There is a commotion in the kitchen. Something has happened. The voices grow louder. The words aren’t understandable, but they rise in pitch. Doc looks up and listens. Kelley and Dukie are taking turns shouting at each other. They’re fighting—there’s no doubt. It goes on until the Old Man throws open the door and strides into the living room. He is talking gibberish, spouting sounds of anger. Won’t take it anymore, he bellows. He spins round the corner and runs upstairs into his study and slams the door shut. A blue porcelain doorstop trembles, topples over, and rains pieces from the second floor into the living room. Dukie enters the room and looks at Doc. “This one’s bad,” she says.

Doc rises and begins to herd the children out of the room. Alicia and Allen go out, but Doug has taken a position behind the sofa, nestled in the crook of the piano. He feels compelled to witness what happens. Then, after seconds pass, it does happen.

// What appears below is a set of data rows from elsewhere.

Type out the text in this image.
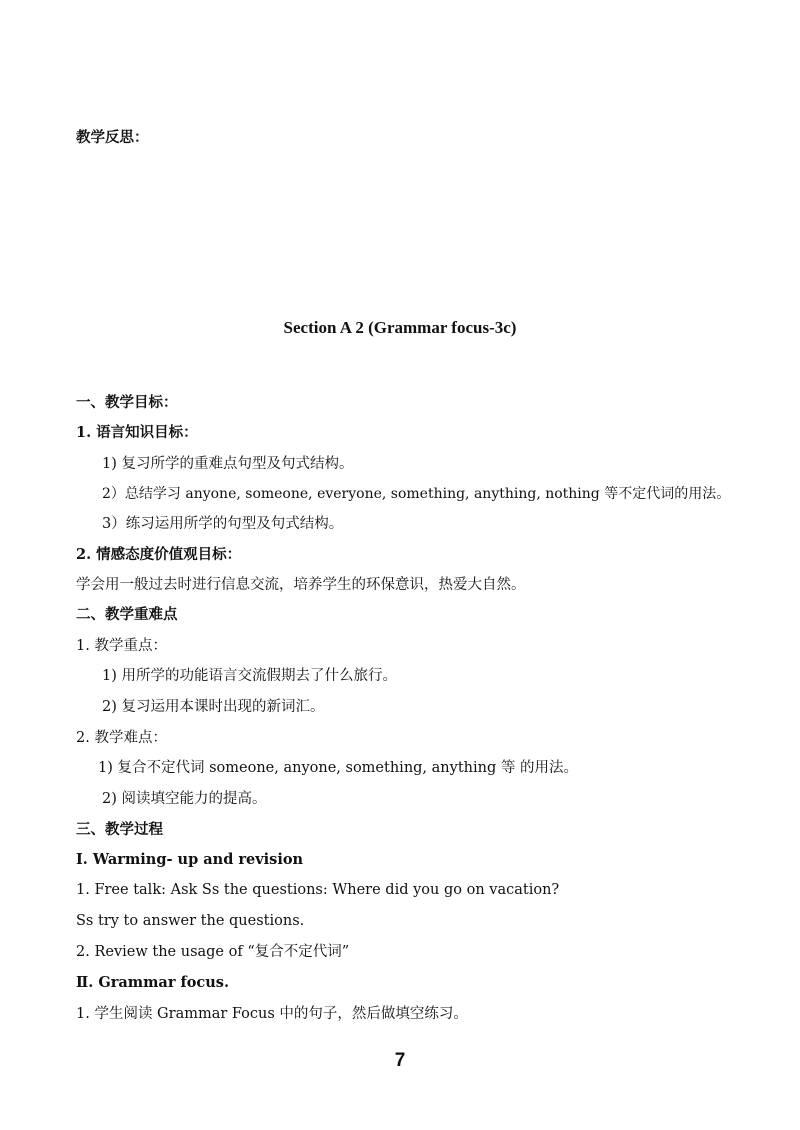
教学反思：
Section A 2 (Grammar focus-3c)
一、教学目标：
1. 语言知识目标：
1) 复习所学的重难点句型及句式结构。
2）总结学习 anyone, someone, everyone, something, anything, nothing 等不定代词的用法。
3）练习运用所学的句型及句式结构。
2. 情感态度价值观目标：
学会用一般过去时进行信息交流，培养学生的环保意识，热爱大自然。
二、教学重难点
1. 教学重点：
1) 用所学的功能语言交流假期去了什么旅行。
2) 复习运用本课时出现的新词汇。
2. 教学难点：
1) 复合不定代词 someone, anyone, something, anything 等 的用法。
2) 阅读填空能力的提高。
三、教学过程
Ⅰ. Warming- up and revision
1. Free talk: Ask Ss the questions: Where did you go on vacation?
Ss try to answer the questions.
2. Review the usage of “复合不定代词”
Ⅱ. Grammar focus.
1. 学生阅读 Grammar Focus 中的句子，然后做填空练习。
7
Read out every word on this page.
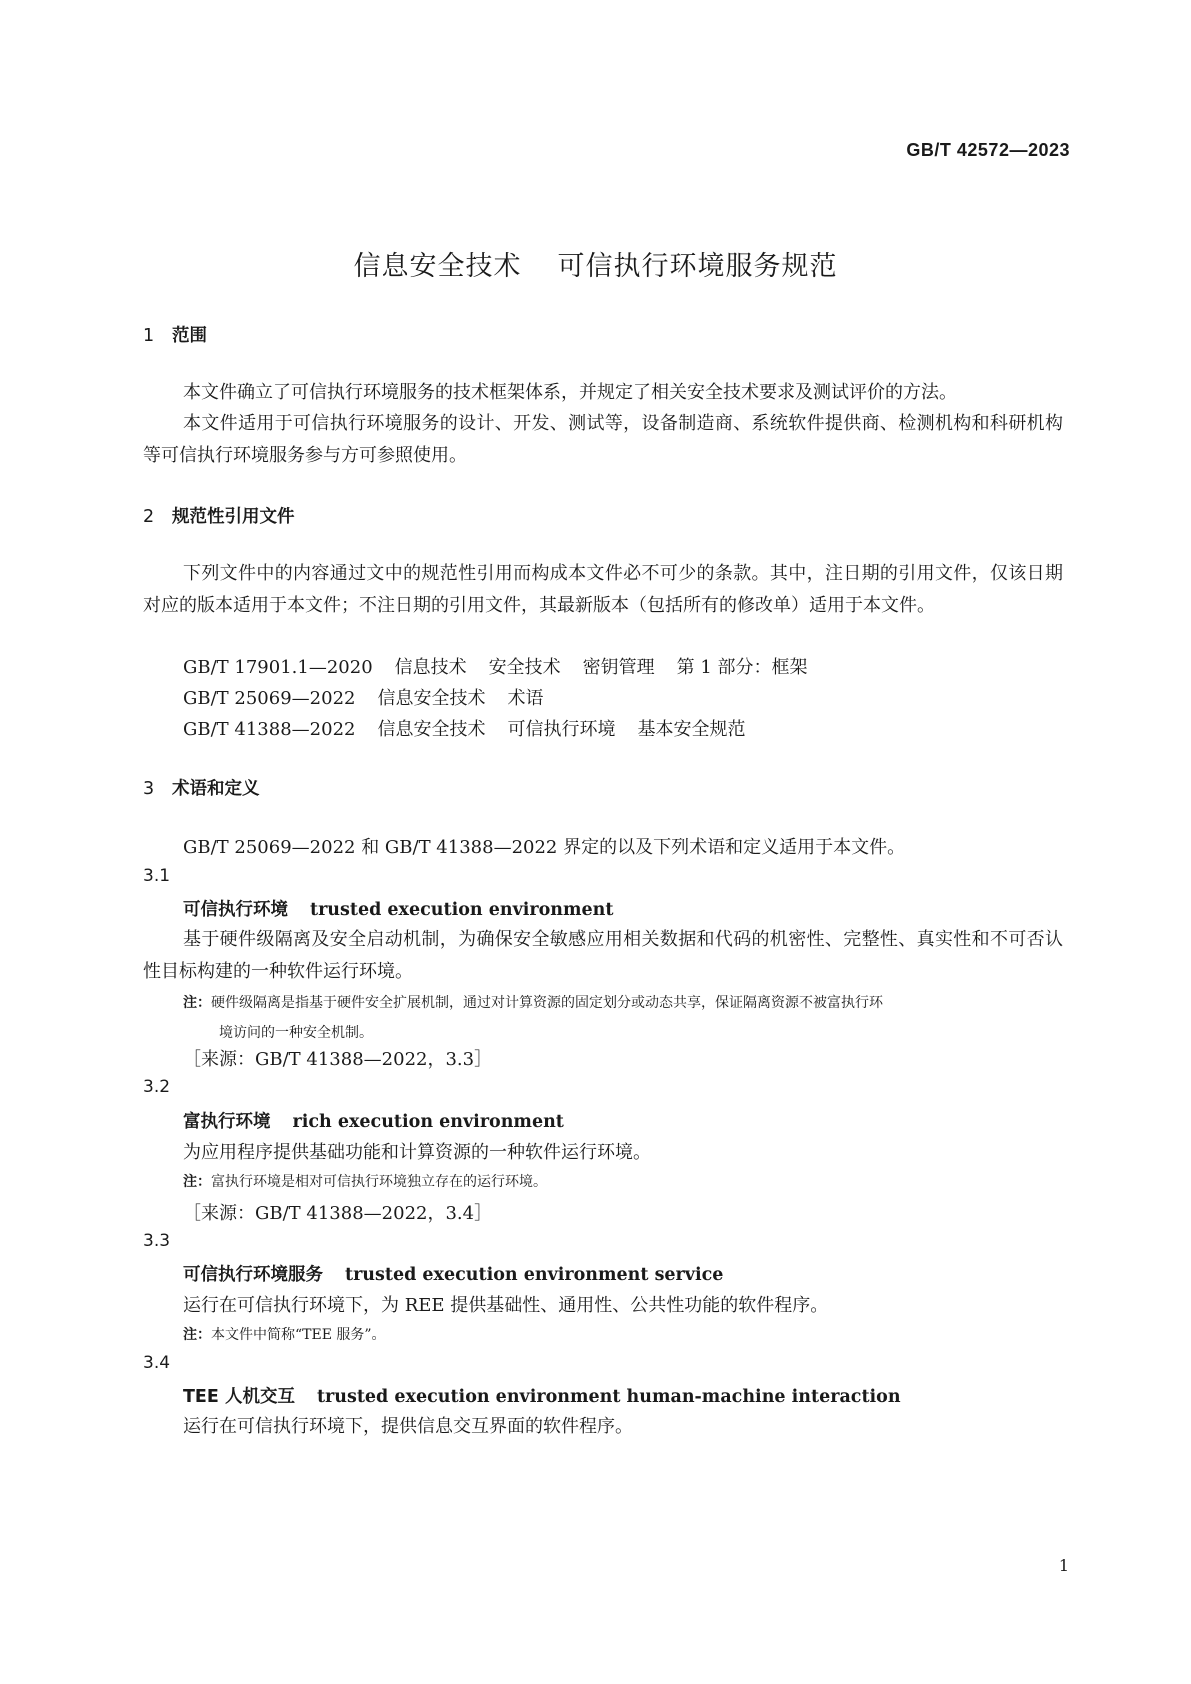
GB/T 42572—2023
信息安全技术 可信执行环境服务规范
1 范围

本文件确立了可信执行环境服务的技术框架体系，并规定了相关安全技术要求及测试评价的方法。

本文件适用于可信执行环境服务的设计、开发、测试等，设备制造商、系统软件提供商、检测机构和科研机构等可信执行环境服务参与方可参照使用。

2 规范性引用文件

下列文件中的内容通过文中的规范性引用而构成本文件必不可少的条款。其中，注日期的引用文件，仅该日期对应的版本适用于本文件；不注日期的引用文件，其最新版本（包括所有的修改单）适用于本文件。

GB/T 17901.1—2020 信息技术 安全技术 密钥管理 第 1 部分：框架
GB/T 25069—2022 信息安全技术 术语
GB/T 41388—2022 信息安全技术 可信执行环境 基本安全规范
3 术语和定义
GB/T 25069—2022 和 GB/T 41388—2022 界定的以及下列术语和定义适用于本文件。
3.1
可信执行环境 trusted execution environment

基于硬件级隔离及安全启动机制，为确保安全敏感应用相关数据和代码的机密性、完整性、真实性和不可否认性目标构建的一种软件运行环境。

注：硬件级隔离是指基于硬件安全扩展机制，通过对计算资源的固定划分或动态共享，保证隔离资源不被富执行环
境访问的一种安全机制。

［来源：GB/T 41388—2022，3.3］
3.2
富执行环境 rich execution environment
为应用程序提供基础功能和计算资源的一种软件运行环境。

注：富执行环境是相对可信执行环境独立存在的运行环境。

［来源：GB/T 41388—2022，3.4］
3.3
可信执行环境服务 trusted execution environment service
运行在可信执行环境下，为 REE 提供基础性、通用性、公共性功能的软件程序。

注：本文件中简称“TEE 服务”。

3.4
TEE 人机交互 trusted execution environment human-machine interaction
运行在可信执行环境下，提供信息交互界面的软件程序。
1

The Old Man marches out of his study and appears at the top of the stairs. He holds something in the palm of his hand. Gliding quietly, Dukie moves to the foot of the stairs. Kelley descends to the landing and faces his wife, father, and son like an orator. “I don’t have to take this anymore!” he howls. “I’m going to take this potassium cyanide and I’ll die in thirty seconds. I’m going to take this, and nobody will care!”